No trabajamos primero la parte psicológica y después la espiritual, porque eso las mezcla, pero no necesariamente las integra. Aprendemos a reconocer cómo funciona nuestra dimensión humana, cómo nuestra historia ha construido un programa mental y emocional que condiciona la manera en que vivimos. Y, al mismo tiempo, cultivamos la experiencia directa de reconocernos como almas viviendo encarnadas en esto que llamamos “yo”.

No se trata de elegir entre lo humano o lo espiritual. Ni mucho menos de utilizar la espiritualidad para alejarnos del dolor antes de haberlo atravesado. Primero aprendemos a abrazar lo que está ocurriendo en nosotras. Y, desde ahí, a reconocer cuándo ha llegado el momento de soltarlo sin caer en un bypass espiritual que nos desconecte de la experiencia. Y lo haremos en la vida cotidiana. Porque es ahí donde realmente se expresa la experiencia humana y donde podemos aprender a habitarla desde otro lugar.

¿Cómo vamos a recorrer este camino?

Este es un viaje grupal y online de 11 semanas con encuentros en directo y propuestas de entrenamiento diario de presencia, observación y paz.

Lo vamos a recorrer cultivando las bases que estructuran la metodología de este entrenamiento:

El «yo persona»

Te facilitaré unas coordenadas para que, de manera sencilla, puedas darte cuenta de desde dónde estás mirando y relacionándote con tu experiencia. Esto te ayudará a reconocer las identificaciones, creencias, heridas y mecanismos que todavía condicionan tu manera de vivir. Y cómo salir de ahí para conectar con tu yo esencial.

El «yo consciencia»

Veremos qué significa realmente ser un alma en una experiencia humana y cómo esto se aplica en tu vida cotidiana. Esto ampliará la visión de quién eres, qué es la vida y qué sentido tiene estar aquí.

Una mirada no dualista

Quiero mostrarte un cambio de paradigma de la existencia no dualista desde la compasión, el no juicio y el perdón.

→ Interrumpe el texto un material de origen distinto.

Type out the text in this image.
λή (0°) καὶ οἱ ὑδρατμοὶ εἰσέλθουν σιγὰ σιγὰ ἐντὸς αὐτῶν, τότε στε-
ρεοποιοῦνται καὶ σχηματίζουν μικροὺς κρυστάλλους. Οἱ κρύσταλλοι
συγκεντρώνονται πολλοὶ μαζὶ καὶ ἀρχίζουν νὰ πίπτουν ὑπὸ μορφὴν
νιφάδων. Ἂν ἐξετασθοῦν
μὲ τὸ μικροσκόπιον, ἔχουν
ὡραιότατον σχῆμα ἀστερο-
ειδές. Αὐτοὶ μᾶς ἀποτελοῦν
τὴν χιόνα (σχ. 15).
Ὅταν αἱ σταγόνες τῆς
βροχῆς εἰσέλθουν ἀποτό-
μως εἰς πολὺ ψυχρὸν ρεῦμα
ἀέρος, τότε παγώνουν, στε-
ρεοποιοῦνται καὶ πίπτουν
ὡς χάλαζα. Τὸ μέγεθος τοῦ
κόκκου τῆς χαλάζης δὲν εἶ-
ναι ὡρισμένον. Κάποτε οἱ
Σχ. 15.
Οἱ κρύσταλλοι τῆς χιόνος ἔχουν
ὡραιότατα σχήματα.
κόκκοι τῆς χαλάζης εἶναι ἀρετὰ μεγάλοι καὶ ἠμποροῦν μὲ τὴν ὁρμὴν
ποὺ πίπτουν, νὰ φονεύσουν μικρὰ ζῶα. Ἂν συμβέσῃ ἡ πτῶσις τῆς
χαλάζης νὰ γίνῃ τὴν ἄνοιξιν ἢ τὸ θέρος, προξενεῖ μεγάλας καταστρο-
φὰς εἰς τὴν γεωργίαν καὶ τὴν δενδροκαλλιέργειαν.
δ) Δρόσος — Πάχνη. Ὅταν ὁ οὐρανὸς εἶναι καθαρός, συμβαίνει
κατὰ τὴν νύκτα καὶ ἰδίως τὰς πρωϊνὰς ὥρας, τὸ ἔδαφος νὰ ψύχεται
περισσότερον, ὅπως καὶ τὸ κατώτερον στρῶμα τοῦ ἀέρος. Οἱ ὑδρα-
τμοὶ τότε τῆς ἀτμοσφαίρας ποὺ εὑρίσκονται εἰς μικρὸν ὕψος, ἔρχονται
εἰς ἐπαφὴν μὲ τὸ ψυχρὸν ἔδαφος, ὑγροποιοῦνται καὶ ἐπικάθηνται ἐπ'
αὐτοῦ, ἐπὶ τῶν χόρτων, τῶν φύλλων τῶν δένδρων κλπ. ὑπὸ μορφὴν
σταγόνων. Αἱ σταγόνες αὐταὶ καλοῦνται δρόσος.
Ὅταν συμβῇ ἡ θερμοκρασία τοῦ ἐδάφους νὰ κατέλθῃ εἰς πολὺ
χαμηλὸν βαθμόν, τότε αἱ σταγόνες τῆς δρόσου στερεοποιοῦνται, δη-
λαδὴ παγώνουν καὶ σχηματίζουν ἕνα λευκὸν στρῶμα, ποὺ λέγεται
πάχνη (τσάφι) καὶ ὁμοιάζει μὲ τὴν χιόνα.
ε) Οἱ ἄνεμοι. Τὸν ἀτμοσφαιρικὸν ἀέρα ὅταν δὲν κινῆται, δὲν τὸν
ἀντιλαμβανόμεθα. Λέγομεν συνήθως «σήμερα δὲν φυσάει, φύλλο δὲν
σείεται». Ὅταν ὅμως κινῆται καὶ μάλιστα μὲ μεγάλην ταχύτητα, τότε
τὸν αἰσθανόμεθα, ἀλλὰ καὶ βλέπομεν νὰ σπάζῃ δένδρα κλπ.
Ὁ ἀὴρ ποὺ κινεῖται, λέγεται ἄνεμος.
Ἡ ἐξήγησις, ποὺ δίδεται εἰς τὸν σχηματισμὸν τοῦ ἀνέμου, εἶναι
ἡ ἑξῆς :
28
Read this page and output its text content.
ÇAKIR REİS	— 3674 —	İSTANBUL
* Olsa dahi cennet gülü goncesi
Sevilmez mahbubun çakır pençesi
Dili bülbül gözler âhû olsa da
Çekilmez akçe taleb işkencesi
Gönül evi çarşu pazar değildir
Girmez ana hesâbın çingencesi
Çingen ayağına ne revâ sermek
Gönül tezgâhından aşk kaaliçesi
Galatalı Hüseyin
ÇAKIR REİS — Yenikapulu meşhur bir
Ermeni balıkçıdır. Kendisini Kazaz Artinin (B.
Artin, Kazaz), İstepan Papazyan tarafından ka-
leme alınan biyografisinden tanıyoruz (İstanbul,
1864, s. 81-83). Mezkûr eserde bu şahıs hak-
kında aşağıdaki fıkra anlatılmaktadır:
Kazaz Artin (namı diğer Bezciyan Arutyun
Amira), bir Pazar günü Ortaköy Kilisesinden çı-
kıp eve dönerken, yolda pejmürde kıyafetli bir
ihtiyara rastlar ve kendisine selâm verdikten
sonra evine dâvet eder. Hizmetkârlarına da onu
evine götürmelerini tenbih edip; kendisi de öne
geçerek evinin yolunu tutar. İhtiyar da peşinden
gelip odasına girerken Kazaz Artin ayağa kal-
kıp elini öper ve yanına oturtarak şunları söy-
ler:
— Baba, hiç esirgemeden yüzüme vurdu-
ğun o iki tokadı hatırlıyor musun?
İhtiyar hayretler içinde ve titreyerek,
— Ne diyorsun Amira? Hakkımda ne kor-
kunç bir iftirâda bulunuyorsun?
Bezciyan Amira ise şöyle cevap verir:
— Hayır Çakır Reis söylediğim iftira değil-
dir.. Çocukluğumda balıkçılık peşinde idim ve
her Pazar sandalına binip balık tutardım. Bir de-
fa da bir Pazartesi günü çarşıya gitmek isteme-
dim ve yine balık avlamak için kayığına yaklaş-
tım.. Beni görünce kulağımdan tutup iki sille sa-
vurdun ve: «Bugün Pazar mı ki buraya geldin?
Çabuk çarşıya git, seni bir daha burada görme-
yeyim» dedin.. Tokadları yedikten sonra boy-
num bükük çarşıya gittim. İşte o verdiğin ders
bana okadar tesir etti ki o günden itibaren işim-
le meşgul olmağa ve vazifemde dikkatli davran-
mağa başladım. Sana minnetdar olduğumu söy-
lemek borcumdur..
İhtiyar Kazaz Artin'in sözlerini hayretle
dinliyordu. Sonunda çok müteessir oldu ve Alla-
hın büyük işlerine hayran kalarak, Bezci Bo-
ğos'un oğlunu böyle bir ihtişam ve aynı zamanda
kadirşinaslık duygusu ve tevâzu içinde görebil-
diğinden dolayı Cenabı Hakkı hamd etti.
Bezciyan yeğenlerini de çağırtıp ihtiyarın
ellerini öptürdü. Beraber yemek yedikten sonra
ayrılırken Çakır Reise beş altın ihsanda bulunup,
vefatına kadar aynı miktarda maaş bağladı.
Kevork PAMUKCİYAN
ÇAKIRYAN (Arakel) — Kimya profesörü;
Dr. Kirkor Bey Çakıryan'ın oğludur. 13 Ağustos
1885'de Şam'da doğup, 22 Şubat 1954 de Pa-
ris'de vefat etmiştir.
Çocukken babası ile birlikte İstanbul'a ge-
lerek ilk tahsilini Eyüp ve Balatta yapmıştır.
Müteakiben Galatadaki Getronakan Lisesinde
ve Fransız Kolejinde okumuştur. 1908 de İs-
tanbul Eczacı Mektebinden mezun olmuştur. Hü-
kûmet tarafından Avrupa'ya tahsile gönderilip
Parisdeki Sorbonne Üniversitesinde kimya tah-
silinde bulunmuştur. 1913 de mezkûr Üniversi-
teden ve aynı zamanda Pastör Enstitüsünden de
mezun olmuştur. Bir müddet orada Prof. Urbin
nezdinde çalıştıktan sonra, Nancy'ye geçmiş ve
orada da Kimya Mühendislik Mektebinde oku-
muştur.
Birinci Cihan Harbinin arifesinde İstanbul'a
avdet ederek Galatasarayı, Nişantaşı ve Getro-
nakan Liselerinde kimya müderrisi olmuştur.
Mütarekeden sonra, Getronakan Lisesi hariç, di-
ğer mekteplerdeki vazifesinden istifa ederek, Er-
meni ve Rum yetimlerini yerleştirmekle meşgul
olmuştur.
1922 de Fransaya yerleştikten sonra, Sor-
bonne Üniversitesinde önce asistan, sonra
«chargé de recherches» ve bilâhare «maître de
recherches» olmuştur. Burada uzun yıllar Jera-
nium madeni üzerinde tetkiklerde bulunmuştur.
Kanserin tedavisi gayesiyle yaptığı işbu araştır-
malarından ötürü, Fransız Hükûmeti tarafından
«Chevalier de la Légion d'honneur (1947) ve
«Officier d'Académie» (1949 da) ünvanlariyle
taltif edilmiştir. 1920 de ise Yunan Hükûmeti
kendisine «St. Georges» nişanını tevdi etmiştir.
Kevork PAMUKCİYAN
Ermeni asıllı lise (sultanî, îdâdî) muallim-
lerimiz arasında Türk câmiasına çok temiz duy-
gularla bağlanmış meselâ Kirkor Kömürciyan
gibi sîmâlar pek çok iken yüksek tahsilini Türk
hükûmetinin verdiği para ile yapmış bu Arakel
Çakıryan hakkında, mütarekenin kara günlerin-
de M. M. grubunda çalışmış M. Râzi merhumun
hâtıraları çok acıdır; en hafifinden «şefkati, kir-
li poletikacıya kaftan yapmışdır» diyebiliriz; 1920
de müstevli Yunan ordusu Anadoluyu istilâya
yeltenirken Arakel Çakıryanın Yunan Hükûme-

Reconocerás cómo aparecen resistencias a aplicarlo aunque quieras. Porque para mirar realmente desde aquí, tienes que renunciar a tu mirada anterior. Y es aquí donde ahora estás atascada.

La práctica meditativa

La meditación es una herramienta para entrenar la presencia, la contemplación y la capacidad de habitarte en lo humano y en lo divino. No la planteo como una técnica aislada, sino como una manera de estar en la vida en la que, desde el cuerpo y la respiración, te experimentes en toda tu dimensionalidad. 

La vida cotidiana

La verdadera práctica ocurre mientras vives. Especialmente, en todo aquello que ahora te hace perder la paz. Aprenderás a llevar la presencia sentida, la actitud meditativa y la compasión a esos momentos para reconocer desde dónde estás mirando y poder elegir cómo quieres habitar la experiencia.

El instante presente

El tiempo es un constructo humano. Solo existe el instante presente. Y solo ahí podemos atravesar y habitar realmente la experiencia. Lo demás, es la mente contándose la misma historia una y otra vez.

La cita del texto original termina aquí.